First look: Google is focusing directly on one of the least protected parts of modern smartphones: the cellular baseband. But the company is not trying to rewrite decades of modem firmware. Instead, it is adding a Rust-based DNS parser to the Pixel 10 modem to better harden an attack surface that traditional OS defenses do not fully cover. The work follows years of research showing that once an attacker reaches the modem, the operating system's usual sandboxing and exploit mitigations may no longer matter.
The security problem starts with how cellular modems are built. A phone's baseband is effectively its own operating system, typically written in C and C++, and it runs tens of megabytes of largely proprietary code that handles everything from signal processing to protocol negotiations.
Memory management in this environment is difficult, and the result is firmware that is "memory-unsafe" in ways that open the door to buffer overflows, use-after-free bugs, and leaks that can be chained into remote code execution.

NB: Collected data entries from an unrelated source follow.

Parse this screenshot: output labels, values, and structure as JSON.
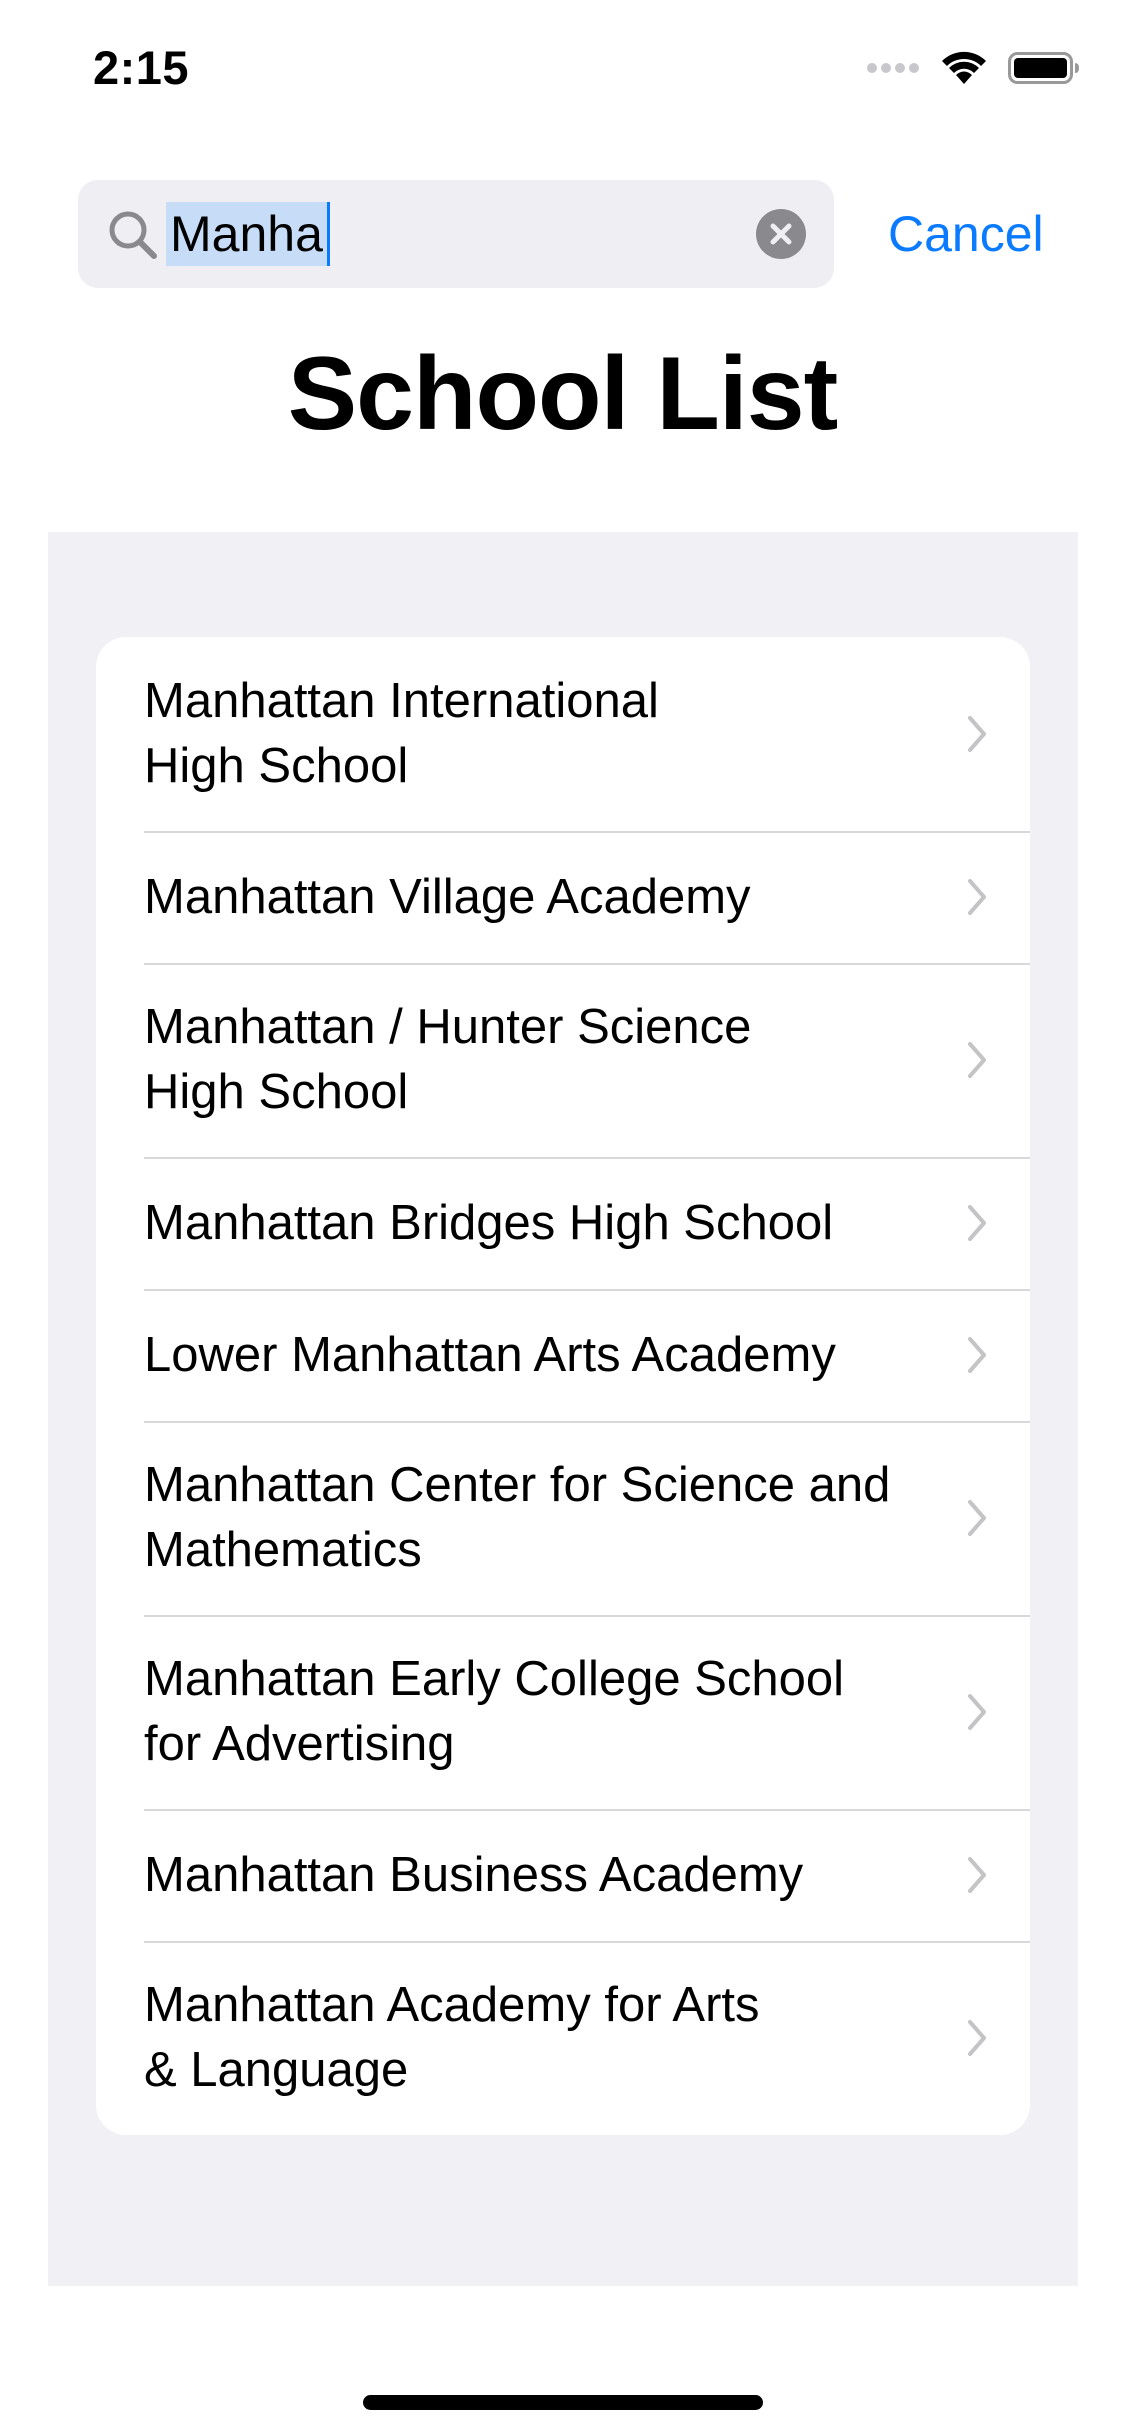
{
  "status_bar": {
    "time": "2:15",
    "icons": [
      "cellular-signal-icon",
      "wifi-icon",
      "battery-icon"
    ]
  },
  "search": {
    "value": "Manha",
    "clear_icon": "clear-icon",
    "cancel_label": "Cancel"
  },
  "title": "School List",
  "colors": {
    "accent": "#0a7aff",
    "list_background": "#f0f0f5",
    "search_field": "#eeeef3",
    "selection": "#c7dcf7"
  },
  "schools": [
    {
      "line1": "Manhattan International",
      "line2": "High School"
    },
    {
      "line1": "Manhattan Village Academy",
      "line2": ""
    },
    {
      "line1": "Manhattan / Hunter Science",
      "line2": "High School"
    },
    {
      "line1": "Manhattan Bridges High School",
      "line2": ""
    },
    {
      "line1": "Lower Manhattan Arts Academy",
      "line2": ""
    },
    {
      "line1": "Manhattan Center for Science and",
      "line2": "Mathematics"
    },
    {
      "line1": "Manhattan Early College School",
      "line2": "for Advertising"
    },
    {
      "line1": "Manhattan Business Academy",
      "line2": ""
    },
    {
      "line1": "Manhattan Academy for Arts",
      "line2": "& Language"
    }
  ]
}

Google's Project Zero team has already demonstrated remote code execution against the Pixel's Exynos-based modem over the Internet and has cataloged more than two dozen Exynos modem vulnerabilities, 18 of which are rated as severe. Patching those specific bugs did not change the underlying risk: the codebase remains complex, closed, and highly exposed.
Rewriting this firmware in a memory-safe language is not realistic in the near term. Modem vendors have accumulated layer upon layer of code aligned to 3GPP specifications over decades, and much of it is treated as a trade secret.
At the same time, modems must operate in real time, which has historically favored C and C++ for performance reasons. Other memory-safe languages such as Python or C# rely on garbage collection, which introduces latency spikes that are unacceptable for baseband workloads.
Rust gives Google another path. The language enforces memory safety at compile time through its ownership and borrowing model, using a strict "borrow checker" rather than a garbage collector. With Rust, a class of memory errors simply cannot compile, which makes it a fit for performance-critical components that still need safety guarantees.
Instead of rewriting everything, Google identified one particularly exposed and well-bounded subsystem: DNS parsing inside the modem.
As cellular features have shifted onto IP data networks, DNS has become a core dependency for how phones locate services and route features such as call forwarding. DNS parsers must consume untrusted packets and decode a fairly complex protocol, which has made them a recurring source of exploitable bugs when implemented in C or C++.
To harden this path, Google selected the hickory-proto Rust DNS library, which is broadly used in the Rust ecosystem and has extensive tests and active maintenance. The Pixel modem does not face extreme memory constraints, so the team could integrate a trimmed-down, no_std version of hickory-proto directly into the baseband firmware.
The Rust components add roughly 371KB to the firmware after the team removed standard library dependencies to meet modem constraints.
Under this architecture, DNS requests that reach the modem are handled by Rust code before they can interact with legacy C/C++ paths. Attempts to exploit memory corruption via malicious DNS packets run into Rust's compile-time guarantees instead of hand-written pointer arithmetic.
The Pixel 10 is the first device to ship with this Rust-based DNS parser in its modem. Google presents this as a pattern for future work: isolate the riskiest parsing code, move it into memory-safe Rust, and, over time, shrink the share of legacy code exposed to untrusted data.